The eyes of their country
We've had a few injuries which have kept us quiet. Before they occurred, we walked through Upham, in Hampshire. We were supposed to eat in the Brushmakers Arms, but instead headed uphill to a football game between Upham's team and the Crusaders. Intense English shouts from the field as the game was played with passion. We passed an injured Crusader, his bare foot (spiked in the ankle) was bare and bound and up on the bench and his arms were around his young son. He seemed insouciant. Behind the football field were bare winter fields and a wide 360-degree view of hills and valleys. Far south, just visible, a shining line marked the Isle of Wight and further west, Southampton. A clump of trees at the very top of the fields marked a Royal Observer Corps station. Here civilian volunteers, perhaps the grandfathers of the young men playing football, spent 24 hours a day intently watching the sky for Luftwaffe planes during the Second World War.
As you know, the British radar defence system was able to warn of enemy aircraft approaching the British coast, but once having crossed the coastline, the Observer Corps provided the only means of tracking their position.
As soon as enemy planes were spotted, their height was measured, their numbers counted, their direction noted, and the type of airplane identified, and these and other details were immediately passed on to the RAF, which sent its young men speeding into the air to stop the enemy.

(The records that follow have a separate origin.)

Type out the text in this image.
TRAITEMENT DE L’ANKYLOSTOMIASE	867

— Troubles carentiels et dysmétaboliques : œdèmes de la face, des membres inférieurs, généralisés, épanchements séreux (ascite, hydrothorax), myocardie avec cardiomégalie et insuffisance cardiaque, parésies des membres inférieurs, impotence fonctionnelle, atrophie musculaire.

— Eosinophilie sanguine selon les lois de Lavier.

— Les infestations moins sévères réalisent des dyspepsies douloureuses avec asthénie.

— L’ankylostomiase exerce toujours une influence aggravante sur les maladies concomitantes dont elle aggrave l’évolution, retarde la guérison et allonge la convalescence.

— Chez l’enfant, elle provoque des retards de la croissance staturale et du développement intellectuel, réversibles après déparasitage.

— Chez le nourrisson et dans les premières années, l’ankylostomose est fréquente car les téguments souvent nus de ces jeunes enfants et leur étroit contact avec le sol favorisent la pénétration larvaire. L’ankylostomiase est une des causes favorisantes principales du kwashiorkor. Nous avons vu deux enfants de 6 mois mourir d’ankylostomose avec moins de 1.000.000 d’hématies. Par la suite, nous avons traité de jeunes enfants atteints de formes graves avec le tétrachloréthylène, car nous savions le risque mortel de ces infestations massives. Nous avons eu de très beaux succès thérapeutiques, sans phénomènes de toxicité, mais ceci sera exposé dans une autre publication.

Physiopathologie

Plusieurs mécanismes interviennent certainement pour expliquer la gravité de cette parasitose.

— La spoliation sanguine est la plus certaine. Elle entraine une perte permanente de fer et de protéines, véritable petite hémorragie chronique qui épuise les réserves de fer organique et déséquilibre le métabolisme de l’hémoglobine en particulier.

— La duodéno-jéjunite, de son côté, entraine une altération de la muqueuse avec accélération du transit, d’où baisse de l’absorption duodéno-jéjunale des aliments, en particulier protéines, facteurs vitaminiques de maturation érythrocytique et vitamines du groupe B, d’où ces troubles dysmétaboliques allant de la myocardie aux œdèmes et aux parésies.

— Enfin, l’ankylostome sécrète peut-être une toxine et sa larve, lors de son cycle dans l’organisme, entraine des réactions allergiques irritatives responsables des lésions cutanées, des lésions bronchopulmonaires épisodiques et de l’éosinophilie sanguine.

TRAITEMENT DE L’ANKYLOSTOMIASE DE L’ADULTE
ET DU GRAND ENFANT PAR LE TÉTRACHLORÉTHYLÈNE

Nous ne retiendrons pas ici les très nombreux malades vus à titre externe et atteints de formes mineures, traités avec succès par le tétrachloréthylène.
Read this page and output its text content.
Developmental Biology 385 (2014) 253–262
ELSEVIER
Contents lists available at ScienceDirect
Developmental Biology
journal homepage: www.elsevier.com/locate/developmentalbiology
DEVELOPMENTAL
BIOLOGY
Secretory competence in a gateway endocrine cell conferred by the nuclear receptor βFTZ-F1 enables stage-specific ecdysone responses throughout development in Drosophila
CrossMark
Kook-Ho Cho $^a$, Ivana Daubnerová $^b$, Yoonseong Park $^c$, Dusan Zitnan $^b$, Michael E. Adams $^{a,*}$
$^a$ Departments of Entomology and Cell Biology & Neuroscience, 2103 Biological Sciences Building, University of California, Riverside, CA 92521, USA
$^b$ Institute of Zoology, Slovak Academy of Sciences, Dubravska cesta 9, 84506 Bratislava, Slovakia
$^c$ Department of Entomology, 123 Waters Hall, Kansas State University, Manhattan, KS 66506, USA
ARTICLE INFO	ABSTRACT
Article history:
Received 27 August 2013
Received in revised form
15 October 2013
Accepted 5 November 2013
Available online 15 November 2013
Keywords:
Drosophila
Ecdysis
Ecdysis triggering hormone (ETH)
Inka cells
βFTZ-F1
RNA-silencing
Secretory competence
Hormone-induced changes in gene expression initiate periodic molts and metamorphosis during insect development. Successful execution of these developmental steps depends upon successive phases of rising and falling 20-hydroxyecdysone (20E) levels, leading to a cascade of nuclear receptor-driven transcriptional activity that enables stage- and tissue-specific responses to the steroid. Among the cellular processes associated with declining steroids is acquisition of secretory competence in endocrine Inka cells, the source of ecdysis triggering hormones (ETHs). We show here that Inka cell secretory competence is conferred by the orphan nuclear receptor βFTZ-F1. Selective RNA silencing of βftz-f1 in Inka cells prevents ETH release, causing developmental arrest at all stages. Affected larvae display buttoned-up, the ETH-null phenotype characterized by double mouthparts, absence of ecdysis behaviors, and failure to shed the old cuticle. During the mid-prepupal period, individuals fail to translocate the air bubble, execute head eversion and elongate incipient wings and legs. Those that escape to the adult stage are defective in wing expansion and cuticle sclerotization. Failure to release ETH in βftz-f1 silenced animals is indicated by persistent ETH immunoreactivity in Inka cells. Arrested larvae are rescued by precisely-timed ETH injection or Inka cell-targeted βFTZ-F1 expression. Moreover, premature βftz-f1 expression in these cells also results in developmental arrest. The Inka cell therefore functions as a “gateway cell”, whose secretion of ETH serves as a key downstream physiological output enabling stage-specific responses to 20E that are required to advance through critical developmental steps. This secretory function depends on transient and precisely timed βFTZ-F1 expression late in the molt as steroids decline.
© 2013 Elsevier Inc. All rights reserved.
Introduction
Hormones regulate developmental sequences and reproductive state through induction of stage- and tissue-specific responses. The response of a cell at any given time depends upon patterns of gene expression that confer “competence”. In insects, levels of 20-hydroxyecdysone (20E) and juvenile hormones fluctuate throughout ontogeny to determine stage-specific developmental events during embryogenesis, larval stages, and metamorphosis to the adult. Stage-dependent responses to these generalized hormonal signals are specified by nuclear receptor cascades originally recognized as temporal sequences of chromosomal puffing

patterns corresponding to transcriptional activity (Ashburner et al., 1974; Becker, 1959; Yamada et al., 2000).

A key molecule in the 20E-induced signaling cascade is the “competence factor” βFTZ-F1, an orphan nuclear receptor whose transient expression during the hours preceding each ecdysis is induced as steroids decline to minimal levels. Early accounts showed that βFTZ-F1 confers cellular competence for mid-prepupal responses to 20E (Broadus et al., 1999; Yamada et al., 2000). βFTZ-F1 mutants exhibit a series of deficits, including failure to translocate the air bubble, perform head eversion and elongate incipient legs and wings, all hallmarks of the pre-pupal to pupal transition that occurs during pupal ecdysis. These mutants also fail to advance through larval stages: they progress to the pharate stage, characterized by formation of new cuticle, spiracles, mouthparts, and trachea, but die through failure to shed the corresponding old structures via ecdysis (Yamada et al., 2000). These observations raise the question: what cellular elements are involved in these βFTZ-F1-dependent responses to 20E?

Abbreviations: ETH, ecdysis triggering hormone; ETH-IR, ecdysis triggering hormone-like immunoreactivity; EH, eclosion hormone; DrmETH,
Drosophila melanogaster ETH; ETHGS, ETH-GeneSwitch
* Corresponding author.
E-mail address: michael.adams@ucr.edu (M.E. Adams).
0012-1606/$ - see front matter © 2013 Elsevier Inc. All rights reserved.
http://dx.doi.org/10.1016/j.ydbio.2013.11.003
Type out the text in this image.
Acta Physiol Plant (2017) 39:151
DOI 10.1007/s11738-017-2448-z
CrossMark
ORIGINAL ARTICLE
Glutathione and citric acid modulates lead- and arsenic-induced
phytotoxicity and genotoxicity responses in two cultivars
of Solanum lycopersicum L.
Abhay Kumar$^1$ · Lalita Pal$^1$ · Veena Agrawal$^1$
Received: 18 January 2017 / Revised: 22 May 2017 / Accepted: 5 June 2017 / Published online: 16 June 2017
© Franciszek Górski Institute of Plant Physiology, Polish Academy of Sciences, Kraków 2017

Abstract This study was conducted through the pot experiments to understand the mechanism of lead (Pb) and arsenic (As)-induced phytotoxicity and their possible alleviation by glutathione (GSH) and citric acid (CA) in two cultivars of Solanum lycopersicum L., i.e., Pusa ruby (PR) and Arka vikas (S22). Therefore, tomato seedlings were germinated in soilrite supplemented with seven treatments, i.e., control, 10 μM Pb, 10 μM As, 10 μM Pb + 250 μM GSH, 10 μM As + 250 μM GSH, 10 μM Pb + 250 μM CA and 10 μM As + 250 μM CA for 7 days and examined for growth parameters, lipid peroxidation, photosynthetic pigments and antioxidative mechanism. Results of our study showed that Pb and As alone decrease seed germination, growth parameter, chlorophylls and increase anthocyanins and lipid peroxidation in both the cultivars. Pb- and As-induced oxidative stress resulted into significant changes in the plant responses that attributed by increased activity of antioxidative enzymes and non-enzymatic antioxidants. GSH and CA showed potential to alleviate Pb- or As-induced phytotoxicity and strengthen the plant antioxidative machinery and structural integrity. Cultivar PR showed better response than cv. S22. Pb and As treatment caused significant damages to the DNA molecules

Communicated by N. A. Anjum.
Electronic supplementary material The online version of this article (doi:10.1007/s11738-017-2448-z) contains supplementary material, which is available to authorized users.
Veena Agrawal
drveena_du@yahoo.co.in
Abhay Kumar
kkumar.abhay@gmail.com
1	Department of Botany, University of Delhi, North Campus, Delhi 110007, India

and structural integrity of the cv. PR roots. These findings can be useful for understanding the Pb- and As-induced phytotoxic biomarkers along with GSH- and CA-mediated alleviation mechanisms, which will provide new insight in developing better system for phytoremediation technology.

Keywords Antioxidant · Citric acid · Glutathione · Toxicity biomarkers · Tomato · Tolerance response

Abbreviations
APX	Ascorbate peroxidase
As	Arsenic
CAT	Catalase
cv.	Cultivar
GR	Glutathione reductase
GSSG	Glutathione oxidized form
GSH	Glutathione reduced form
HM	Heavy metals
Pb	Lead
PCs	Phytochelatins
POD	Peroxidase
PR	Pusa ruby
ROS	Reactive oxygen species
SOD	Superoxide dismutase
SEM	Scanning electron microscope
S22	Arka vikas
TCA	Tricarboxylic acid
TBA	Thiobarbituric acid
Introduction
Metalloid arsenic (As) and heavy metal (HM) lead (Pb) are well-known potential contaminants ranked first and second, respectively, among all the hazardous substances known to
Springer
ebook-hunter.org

Without the eyes of these volunteers, the Battle of Britain would have been lost, the Nazis would have invaded, and the young men playing football might never have been born.
It doesn't seem surprising that the Plane Finder app, which allows users to point their phone at the sky and see the position, height and speed of nearby aircraft, was developed by a British firm for the iPhone and Android. Unfortunately, security firms are concerned that terrorists may use the app.
Listening to the late afternoon shouts of the young men defending against a goal, we remember their grandfathers, and wonder what dangers their grandsons will face.